While Colorado joins the list of states and provinces affected by this invasive, wood-boring beetle, many residents still have no idea that their ash tree may soon be under siege.
Kate Zabriskie, known for building customer service strategies for large organizations, says that, “The customer’s perception is your reality.” And right now, Colorado residents do not perceive emerald ash borer to be a serious threat to their landscape.
Emerald ash borer was confirmed in the City of Boulder in September 2013. As of April 2018, all of Boulder County is presumed to be infested, as are surrounding communities (Longmont, Lafayette, Gunbarrel, Lyons). It has not been confirmed outside of Boulder County.
15% or more of all urban and community trees in the state of Colorado are ash trees – that translates to an estimated 1.45 million ash trees.
Because ash trees were so widely planted for decades, due to their fast-growing nature and pleasing shape, as much as 30% of tree canopy coverage and shade are due to mature ash trees.
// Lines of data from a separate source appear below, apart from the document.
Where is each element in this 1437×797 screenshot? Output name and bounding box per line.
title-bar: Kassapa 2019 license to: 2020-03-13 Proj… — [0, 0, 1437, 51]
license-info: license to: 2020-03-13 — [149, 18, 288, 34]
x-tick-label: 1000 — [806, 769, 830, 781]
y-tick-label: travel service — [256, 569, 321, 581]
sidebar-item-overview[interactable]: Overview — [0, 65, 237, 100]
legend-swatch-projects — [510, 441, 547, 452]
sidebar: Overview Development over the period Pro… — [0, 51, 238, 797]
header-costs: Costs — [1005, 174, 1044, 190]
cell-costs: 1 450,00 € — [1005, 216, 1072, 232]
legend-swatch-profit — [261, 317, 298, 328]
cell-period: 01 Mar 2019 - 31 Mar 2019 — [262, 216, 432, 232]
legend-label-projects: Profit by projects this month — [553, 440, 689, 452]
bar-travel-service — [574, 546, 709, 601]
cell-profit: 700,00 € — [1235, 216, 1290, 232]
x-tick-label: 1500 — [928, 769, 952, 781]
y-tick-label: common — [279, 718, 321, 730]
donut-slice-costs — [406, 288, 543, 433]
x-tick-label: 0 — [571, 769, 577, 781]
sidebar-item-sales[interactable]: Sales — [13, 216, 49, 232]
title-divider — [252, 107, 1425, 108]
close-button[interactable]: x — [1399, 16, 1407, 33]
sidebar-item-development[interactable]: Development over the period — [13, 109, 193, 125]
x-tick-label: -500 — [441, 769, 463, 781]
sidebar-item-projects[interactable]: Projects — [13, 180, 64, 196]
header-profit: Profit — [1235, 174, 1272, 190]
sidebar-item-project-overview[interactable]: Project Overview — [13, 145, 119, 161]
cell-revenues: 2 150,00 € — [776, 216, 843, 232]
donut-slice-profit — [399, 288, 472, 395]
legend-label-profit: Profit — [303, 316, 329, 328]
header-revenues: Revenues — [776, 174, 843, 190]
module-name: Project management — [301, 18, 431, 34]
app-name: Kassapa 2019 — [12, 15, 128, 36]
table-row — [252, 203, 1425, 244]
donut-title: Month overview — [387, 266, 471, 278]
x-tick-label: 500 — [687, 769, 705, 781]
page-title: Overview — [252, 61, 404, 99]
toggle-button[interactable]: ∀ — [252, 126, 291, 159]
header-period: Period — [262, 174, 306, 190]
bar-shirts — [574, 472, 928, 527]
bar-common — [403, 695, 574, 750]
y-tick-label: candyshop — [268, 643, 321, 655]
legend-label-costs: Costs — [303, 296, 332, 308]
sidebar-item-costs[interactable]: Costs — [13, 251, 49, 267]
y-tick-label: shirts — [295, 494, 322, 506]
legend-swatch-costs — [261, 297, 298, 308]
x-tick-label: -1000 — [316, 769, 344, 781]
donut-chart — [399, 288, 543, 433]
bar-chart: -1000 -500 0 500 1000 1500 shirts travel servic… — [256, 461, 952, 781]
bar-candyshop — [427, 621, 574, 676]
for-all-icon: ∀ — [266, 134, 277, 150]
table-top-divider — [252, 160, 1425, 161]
Know the signs of an EAB infestation:
Thinning of leaves and upper branches
Evidence of tunnels produced by larvae under the bark
D-shaped exit holes
New sprouts at the base of the trunk
An increase in woodpecker activity
Chemically treating an ash tree is a personal choice. However, the closer to a known infestation, the likelihood that your tree will become infested. Both trunk and soil injections exist with proven, successful results.
Never transport any ash branches or fire wood, as this is most likely how the insect spread.
No one expects Colorado residents to have all the answers when it comes to emerald ash borer. But doing your homework and educating yourself will help save your ash tree and help contain the spread going forward.